Indiferentes à crise

Crise da União não é suficiente para instilar senso de responsabilidade nos congressistas

O Estado de S.Paulo

24 Novembro 2017 | 03h08

Nem a grave crise financeira da União tem sido suficiente para instilar nos congressistas um mínimo de senso de responsabilidade no trato dos recursos cada vez mais insuficientes para cobrir os compromissos do governo federal. Mesmo dispondo, teoricamente, de folgada maioria no Legislativo, o presidente Michel Temer teve derrubados dois de seus vetos a propostas que reduziam as receitas da União ou impunham medidas de austeridade a Estados e municípios. Entre cumprir os imperativos de um ajuste fiscal indispensável para evitar o agravamento dos problemas do País e atender aos seus interesses políticos imediatos, a maioria de deputados e senadores não hesitou em escolher a segunda opção. Com a decisão, deixaram satisfeitas suas bases eleitorais, mas prejudicaram a ainda frágil superação de uma crise que já ceifou milhões de empregos, corroeu a renda dos brasileiros e afetou o consumo e a produção.
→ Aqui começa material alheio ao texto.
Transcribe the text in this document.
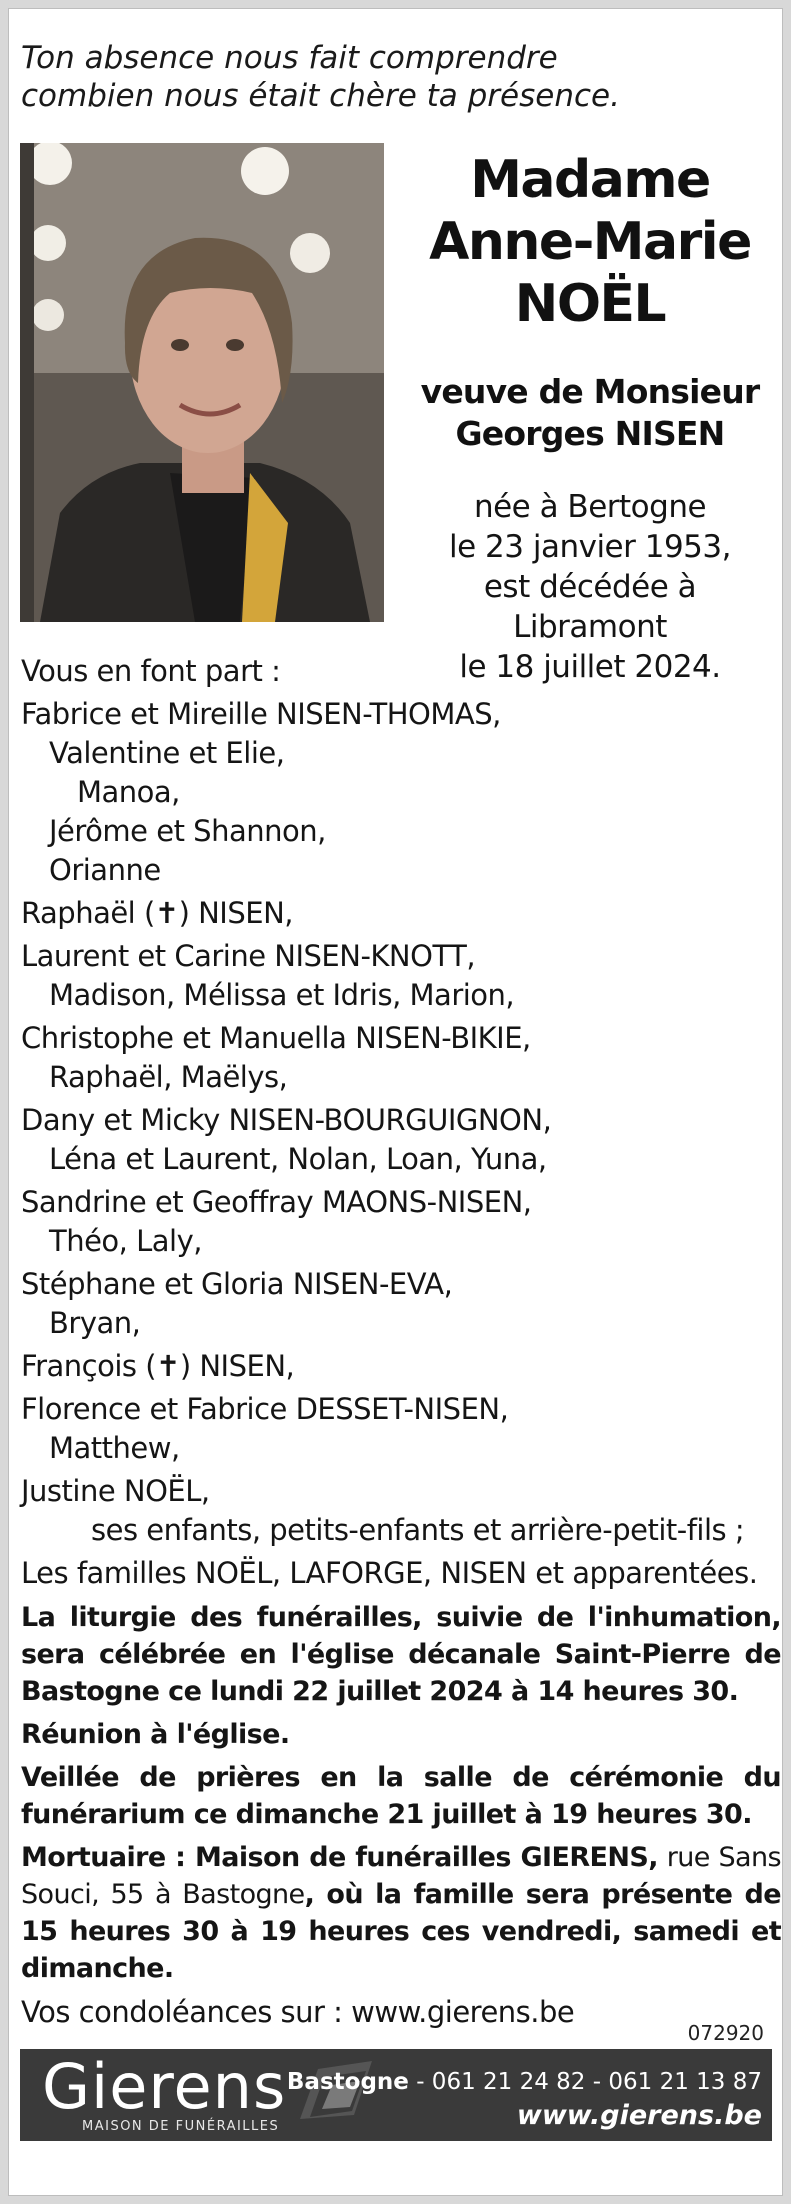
Ton absence nous fait comprendre
combien nous était chère ta présence.
Madame
Anne-Marie
NOËL
veuve de Monsieur
Georges NISEN
née à Bertogne
le 23 janvier 1953,
est décédée à Libramont
le 18 juillet 2024.
Vous en font part :
Fabrice et Mireille NISEN-THOMAS,
Valentine et Elie,
Manoa,
Jérôme et Shannon,
Orianne
Raphaël (✝) NISEN,
Laurent et Carine NISEN-KNOTT,
Madison, Mélissa et Idris, Marion,
Christophe et Manuella NISEN-BIKIE,
Raphaël, Maëlys,
Dany et Micky NISEN-BOURGUIGNON,
Léna et Laurent, Nolan, Loan, Yuna,
Sandrine et Geoffray MAONS-NISEN,
Théo, Laly,
Stéphane et Gloria NISEN-EVA,
Bryan,
François (✝) NISEN,
Florence et Fabrice DESSET-NISEN,
Matthew,
Justine NOËL,
ses enfants, petits-enfants et arrière-petit-fils ;
Les familles NOËL, LAFORGE, NISEN et apparentées.
La liturgie des funérailles, suivie de l'inhumation, sera célébrée en l'église décanale Saint-Pierre de Bastogne ce lundi 22 juillet 2024 à 14 heures 30.
Réunion à l'église.
Veillée de prières en la salle de cérémonie du funérarium ce dimanche 21 juillet à 19 heures 30.
Mortuaire : Maison de funérailles GIERENS, rue Sans Souci, 55 à Bastogne, où la famille sera présente de 15 heures 30 à 19 heures ces vendredi, samedi et dimanche.
Vos condoléances sur : www.gierens.be
072920
Gierens
MAISON DE FUNÉRAILLES
Bastogne - 061 21 24 82 - 061 21 13 87
www.gierens.be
A edição de ontem do Diário Oficial da União publicou o novo texto da Lei Complementar 160 ao qual foram reincorporados dois artigos que haviam sido vetados pelo presidente da República. A lei convalida, facilita e prorroga os incentivos fiscais concedidos pelos governos estaduais ao longo da chamada guerra fiscal entre os Estados, o que, por si só, significa a preservação de uma grave violação das regras do sistema tributário nacional.

Do texto aprovado pelo Congresso, o presidente havia vetado o artigo que considera como subvenção para investimento todos os benefícios concedidos pelos Estados a pessoas jurídicas tributadas pelo regime de lucro real. Essa classificação implica perda de receitas para a União, pois exclui os benefícios da base de cálculo de diversos tributos federais, como o Imposto de Renda, a Contribuição Social sobre o Lucro Líquido, o PIS e a Contribuição para o Financiamento da Seguridade Social (Cofins).

O segundo artigo vetado estende essa classificação a incentivos concedidos pelo Estado sem a aprovação pelo Conselho Nacional de Política Fazendária (Confaz), o que amplia as perdas da União.

Nas razões do veto, o presidente Michel Temer afirmou que, além de não preverem o impacto orçamentário, essas medidas “causam distorções tributárias”, pois equiparam despesas de custeio a investimentos, o que desfigura a intenção original de estimular os investimentos. Embora sólidos, os argumentos do Executivo convenceram poucos parlamentares. O veto de Temer foi derrubado por 380 votos a 58.

Outro veto de Temer que procurava preservar recursos da União foi derrubado pelo Congresso na quarta-feira passada. O dispositivo vetado, e que foi reincorporado à Lei 12.485 – que parcela e concede descontos às dívidas previdenciárias de Estados e municípios –, trata do chamado encontro de contas. É o mecanismo por meio do qual as dívidas dos municípios com a União podem ser reduzidas pelos créditos que as prefeituras têm a receber.

O encontro de contas foi introduzido no texto original do projeto por sugestão da Confederação Nacional dos Municípios (CNM), para permitir que os valores devidos pelas prefeituras à União fossem revistos antes da negociação do parcelamento das dívidas. Ao vetar a medida, o governo alegou, entre outras razões, que ela fere o princípio da igualdade tributária previsto na Constituição (pois dá tratamento desigual para contribuintes em situação equivalente, isto é, de devedores).

O veto foi derrubado por unanimidade na Câmara (300 votos) e no Senado (43 votos), o que parece confirmar que resultou de um acordo político por meio do qual o Executivo aceitou a derrota em troca de apoio dos prefeitos à reforma da Previdência.

A negociação, se houve, imporá custos adicionais de R$ 15 bilhões ao governo. Estimava-se que, com o veto, as dívidas previdenciárias de Estados e municípios cairiam de R$ 75 bilhões para R$ 60 bilhões. Com a derrubada do veto, elas diminuirão para R$ 45 bilhões, de acordo com cálculos da CNM.